Another speaker will be Johnny Blades, senior journalist at RNZ Pacific, who will speak about his experiences in West Papua and Melanesia.

Professor Berrin Yanikkaya, head of the School of Communication Studies at AUT, will launch the centre’s new book on photojournalism, Conflict, Custom & Conscience, as well as the latest issues of Pacific Journalism Review: Te Koakoa and Pacific Journalism Monographs.

There will be a video by Sasya Wreksono highlighting the Pacific Media Centre's achievements over the past 10 years. The video will be available on YouTube too.

There will also be a photographic exhibition of the centre’s 10 years.

Seminar: “Journalism under duress in Asia-Pacific”
Thursday, November 30, 2017
6pm-8pm
WG126, School of Communication Studies, AUT, 55 Wellesley St, Auckland
Refreshments will be provided
Admission free
RSVP by November 24 to: communicate@aut.ac.nz
Invitation

History of journalism education published

Just as the journalism industry is going through challenging times, so is the journalism education sector.

That’s the conclusion of a recently published academic journal article on the history, current state and possible future of vocational journalism education in New Zealand.

The article was written by Grant Hannis, Associate Professor of Journalism at Massey University, and published in Asia Pacific Media Educator.

“The challenges facing the educators include tightening student numbers and the increasing need to teach multimedia skills,” Grant said.

“The schools are responding in various ways to these trends.”

The article includes the results of two surveys. The first was of the heads of all the journalism schools; the second was of the graduates of the Massey Journalism School, which has been in operation for more than 50 years making it the oldest continuously operating journalism school in the country.

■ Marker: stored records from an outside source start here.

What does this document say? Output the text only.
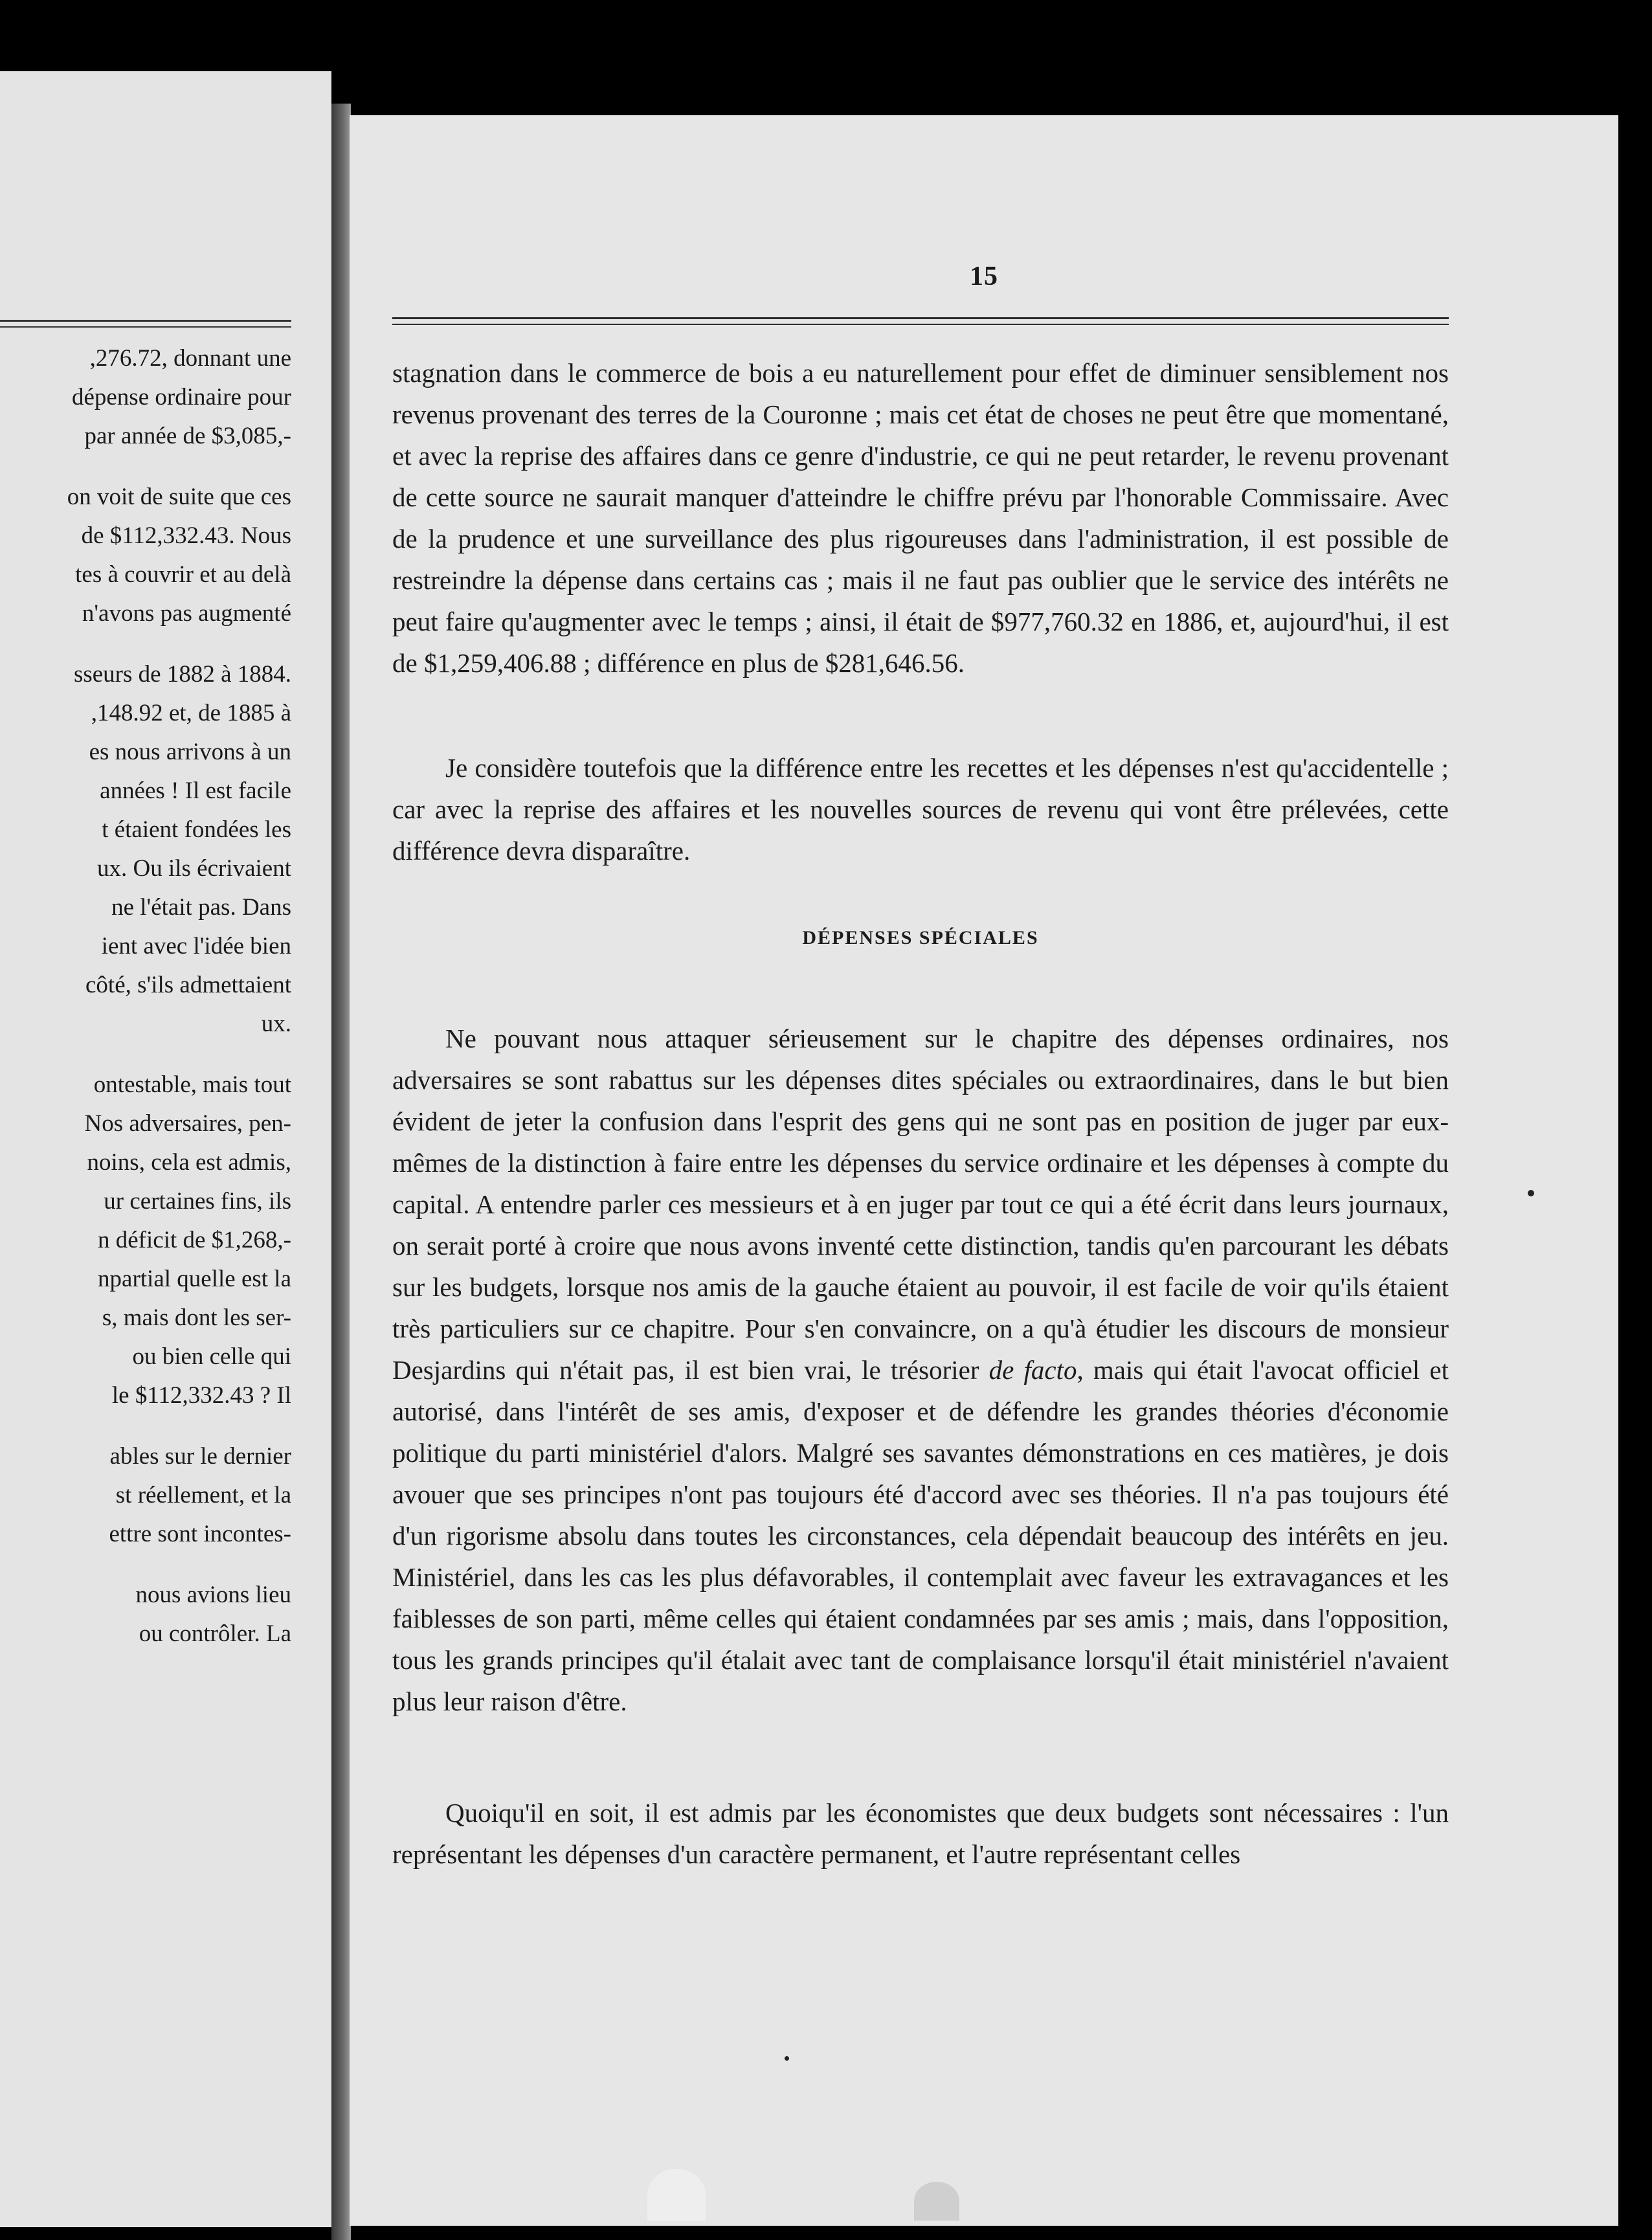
,276.72, donnant une
dépense ordinaire pour
par année de $3,085,-
on voit de suite que ces
de $112,332.43. Nous
tes à couvrir et au delà
n'avons pas augmenté
sseurs de 1882 à 1884.
,148.92 et, de 1885 à
es nous arrivons à un
années ! Il est facile
t étaient fondées les
ux. Ou ils écrivaient
ne l'était pas. Dans
ient avec l'idée bien
côté, s'ils admettaient
ux.
ontestable, mais tout
Nos adversaires, pen-
noins, cela est admis,
ur certaines fins, ils
n déficit de $1,268,-
npartial quelle est la
s, mais dont les ser-
ou bien celle qui
le $112,332.43 ? Il
ables sur le dernier
st réellement, et la
ettre sont incontes-
nous avions lieu
ou contrôler. La
15

stagnation dans le commerce de bois a eu naturellement pour effet de diminuer sensiblement nos revenus provenant des terres de la Couronne ; mais cet état de choses ne peut être que momentané, et avec la reprise des affaires dans ce genre d'industrie, ce qui ne peut retarder, le revenu provenant de cette source ne saurait manquer d'atteindre le chiffre prévu par l'honorable Commissaire. Avec de la prudence et une surveillance des plus rigoureuses dans l'administration, il est possible de restreindre la dépense dans certains cas ; mais il ne faut pas oublier que le service des intérêts ne peut faire qu'augmenter avec le temps ; ainsi, il était de $977,760.32 en 1886, et, aujourd'hui, il est de $1,259,406.88 ; différence en plus de $281,646.56.

Je considère toutefois que la différence entre les recettes et les dépenses n'est qu'accidentelle ; car avec la reprise des affaires et les nouvelles sources de revenu qui vont être prélevées, cette différence devra disparaître.

DÉPENSES SPÉCIALES

Ne pouvant nous attaquer sérieusement sur le chapitre des dépenses ordinaires, nos adversaires se sont rabattus sur les dépenses dites spéciales ou extraordinaires, dans le but bien évident de jeter la confusion dans l'esprit des gens qui ne sont pas en position de juger par eux-mêmes de la distinction à faire entre les dépenses du service ordinaire et les dépenses à compte du capital. A entendre parler ces messieurs et à en juger par tout ce qui a été écrit dans leurs journaux, on serait porté à croire que nous avons inventé cette distinction, tandis qu'en parcourant les débats sur les budgets, lorsque nos amis de la gauche étaient au pouvoir, il est facile de voir qu'ils étaient très particuliers sur ce chapitre. Pour s'en convaincre, on a qu'à étudier les discours de monsieur Desjardins qui n'était pas, il est bien vrai, le trésorier de facto, mais qui était l'avocat officiel et autorisé, dans l'intérêt de ses amis, d'exposer et de défendre les grandes théories d'économie politique du parti ministériel d'alors. Malgré ses savantes démonstrations en ces matières, je dois avouer que ses principes n'ont pas toujours été d'accord avec ses théories. Il n'a pas toujours été d'un rigorisme absolu dans toutes les circonstances, cela dépendait beaucoup des intérêts en jeu. Ministériel, dans les cas les plus défavorables, il contemplait avec faveur les extravagances et les faiblesses de son parti, même celles qui étaient condamnées par ses amis ; mais, dans l'opposition, tous les grands principes qu'il étalait avec tant de complaisance lorsqu'il était ministériel n'avaient plus leur raison d'être.

Quoiqu'il en soit, il est admis par les économistes que deux budgets sont nécessaires : l'un représentant les dépenses d'un caractère permanent, et l'autre représentant celles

The article can be found here (reproduced courtesy of Asia Pacific Media Educator).


David Robie (second from right) with Indonesian postgraduate students in Yogyakarta.

David Robie in Indonesia

Professor David Robie, director of Auckland University of Technology’s Pacific Media Centre, has been in Indonesia this month as part of the World Class Professor programme, funded by the Jakarta government.

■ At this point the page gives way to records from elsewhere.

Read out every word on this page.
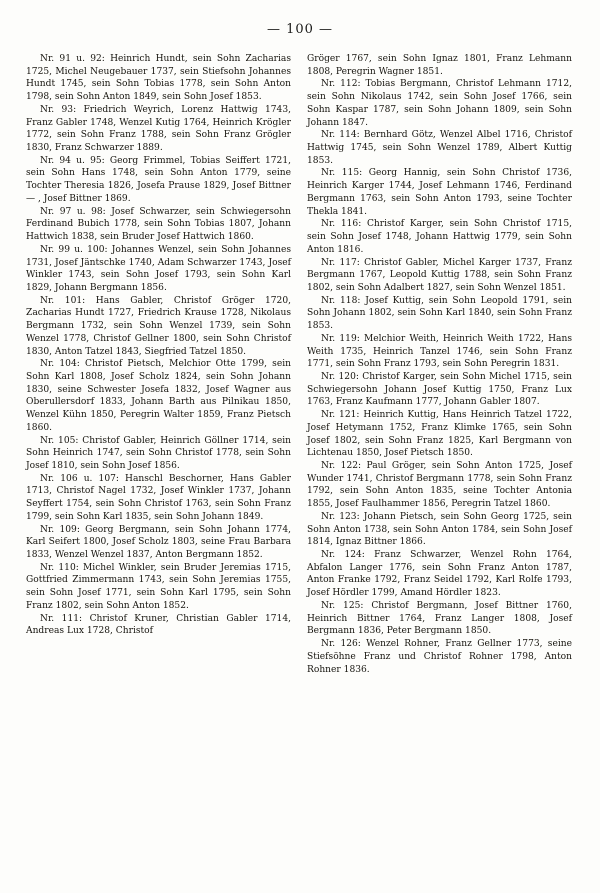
— 100 —

Nr. 91 u. 92: Heinrich Hundt, sein Sohn Zacharias 1725, Michel Neugebauer 1737, sein Stiefsohn Johannes Hundt 1745, sein Sohn Tobias 1778, sein Sohn Anton 1798, sein Sohn Anton 1849, sein Sohn Josef 1853.

Nr. 93: Friedrich Weyrich, Lorenz Hattwig 1743, Franz Gabler 1748, Wenzel Kutig 1764, Heinrich Krögler 1772, sein Sohn Franz 1788, sein Sohn Franz Grögler 1830, Franz Schwarzer 1889.

Nr. 94 u. 95: Georg Frimmel, Tobias Seiffert 1721, sein Sohn Hans 1748, sein Sohn Anton 1779, seine Tochter Theresia 1826, Josefa Prause 1829, Josef Bittner — , Josef Bittner 1869.

Nr. 97 u. 98: Josef Schwarzer, sein Schwiegersohn Ferdinand Bubich 1778, sein Sohn Tobias 1807, Johann Hattwich 1838, sein Bruder Josef Hattwich 1860.

Nr. 99 u. 100: Johannes Wenzel, sein Sohn Johannes 1731, Josef Jäntschke 1740, Adam Schwarzer 1743, Josef Winkler 1743, sein Sohn Josef 1793, sein Sohn Karl 1829, Johann Bergmann 1856.

Nr. 101: Hans Gabler, Christof Gröger 1720, Zacharias Hundt 1727, Friedrich Krause 1728, Nikolaus Bergmann 1732, sein Sohn Wenzel 1739, sein Sohn Wenzel 1778, Christof Gellner 1800, sein Sohn Christof 1830, Anton Tatzel 1843, Siegfried Tatzel 1850.

Nr. 104: Christof Pietsch, Melchior Otte 1799, sein Sohn Karl 1808, Josef Scholz 1824, sein Sohn Johann 1830, seine Schwester Josefa 1832, Josef Wagner aus Oberullersdorf 1833, Johann Barth aus Pilnikau 1850, Wenzel Kühn 1850, Peregrin Walter 1859, Franz Pietsch 1860.

Nr. 105: Christof Gabler, Heinrich Göllner 1714, sein Sohn Heinrich 1747, sein Sohn Christof 1778, sein Sohn Josef 1810, sein Sohn Josef 1856.

Nr. 106 u. 107: Hanschl Beschorner, Hans Gabler 1713, Christof Nagel 1732, Josef Winkler 1737, Johann Seyffert 1754, sein Sohn Christof 1763, sein Sohn Franz 1799, sein Sohn Karl 1835, sein Sohn Johann 1849.

Nr. 109: Georg Bergmann, sein Sohn Johann 1774, Karl Seifert 1800, Josef Scholz 1803, seine Frau Barbara 1833, Wenzel Wenzel 1837, Anton Bergmann 1852.

Nr. 110: Michel Winkler, sein Bruder Jeremias 1715, Gottfried Zimmermann 1743, sein Sohn Jeremias 1755, sein Sohn Josef 1771, sein Sohn Karl 1795, sein Sohn Franz 1802, sein Sohn Anton 1852.

Nr. 111: Christof Kruner, Christian Gabler 1714, Andreas Lux 1728, Christof

Gröger 1767, sein Sohn Ignaz 1801, Franz Lehmann 1808, Peregrin Wagner 1851.

Nr. 112: Tobias Bergmann, Christof Lehmann 1712, sein Sohn Nikolaus 1742, sein Sohn Josef 1766, sein Sohn Kaspar 1787, sein Sohn Johann 1809, sein Sohn Johann 1847.

Nr. 114: Bernhard Götz, Wenzel Albel 1716, Christof Hattwig 1745, sein Sohn Wenzel 1789, Albert Kuttig 1853.

Nr. 115: Georg Hannig, sein Sohn Christof 1736, Heinrich Karger 1744, Josef Lehmann 1746, Ferdinand Bergmann 1763, sein Sohn Anton 1793, seine Tochter Thekla 1841.

Nr. 116: Christof Karger, sein Sohn Christof 1715, sein Sohn Josef 1748, Johann Hattwig 1779, sein Sohn Anton 1816.

Nr. 117: Christof Gabler, Michel Karger 1737, Franz Bergmann 1767, Leopold Kuttig 1788, sein Sohn Franz 1802, sein Sohn Adalbert 1827, sein Sohn Wenzel 1851.

Nr. 118: Josef Kuttig, sein Sohn Leopold 1791, sein Sohn Johann 1802, sein Sohn Karl 1840, sein Sohn Franz 1853.

Nr. 119: Melchior Weith, Heinrich Weith 1722, Hans Weith 1735, Heinrich Tanzel 1746, sein Sohn Franz 1771, sein Sohn Franz 1793, sein Sohn Peregrin 1831.

Nr. 120: Christof Karger, sein Sohn Michel 1715, sein Schwiegersohn Johann Josef Kuttig 1750, Franz Lux 1763, Franz Kaufmann 1777, Johann Gabler 1807.

Nr. 121: Heinrich Kuttig, Hans Heinrich Tatzel 1722, Josef Hetymann 1752, Franz Klimke 1765, sein Sohn Josef 1802, sein Sohn Franz 1825, Karl Bergmann von Lichtenau 1850, Josef Pietsch 1850.

Nr. 122: Paul Gröger, sein Sohn Anton 1725, Josef Wunder 1741, Christof Bergmann 1778, sein Sohn Franz 1792, sein Sohn Anton 1835, seine Tochter Antonia 1855, Josef Faulhammer 1856, Peregrin Tatzel 1860.

Nr. 123: Johann Pietsch, sein Sohn Georg 1725, sein Sohn Anton 1738, sein Sohn Anton 1784, sein Sohn Josef 1814, Ignaz Bittner 1866.

Nr. 124: Franz Schwarzer, Wenzel Rohn 1764, Abfalon Langer 1776, sein Sohn Franz Anton 1787, Anton Franke 1792, Franz Seidel 1792, Karl Rolfe 1793, Josef Hördler 1799, Amand Hördler 1823.

Nr. 125: Christof Bergmann, Josef Bittner 1760, Heinrich Bittner 1764, Franz Langer 1808, Josef Bergmann 1836, Peter Bergmann 1850.

Nr. 126: Wenzel Rohner, Franz Gellner 1773, seine Stiefsöhne Franz und Christof Rohner 1798, Anton Rohner 1836.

He was one of only six academics globally invited to be part of the programme, designed to strengthen international research and publication opportunities.

Professor Robie was based at Gadjah Mada University in Yogyakarta, one of the oldest universities in the country and, with 56,000 students, one of the largest.

He gave a series of guest lectures to staff, students and journalists.

“Topics ranged from global academic publishing, to climate change media research strategies, and fake news and investigative journalism in a post-truth era,” Professor Robie said.

He visited a research project in Semarang, where a third of the city’s population of almost 2 million is threatened by climate change and a sinking urban and rural coastline.

“Drone technology is used extensively in the Semarang project,” he said.

Gadjah Mada’s southeast Asian studies research journal IKAT and staff at the Center for Southeast Asian Social Studies are collaborating with Pacific Journalism Review on several research projects.

AUT hosted six researchers from Gadjah Mada in October.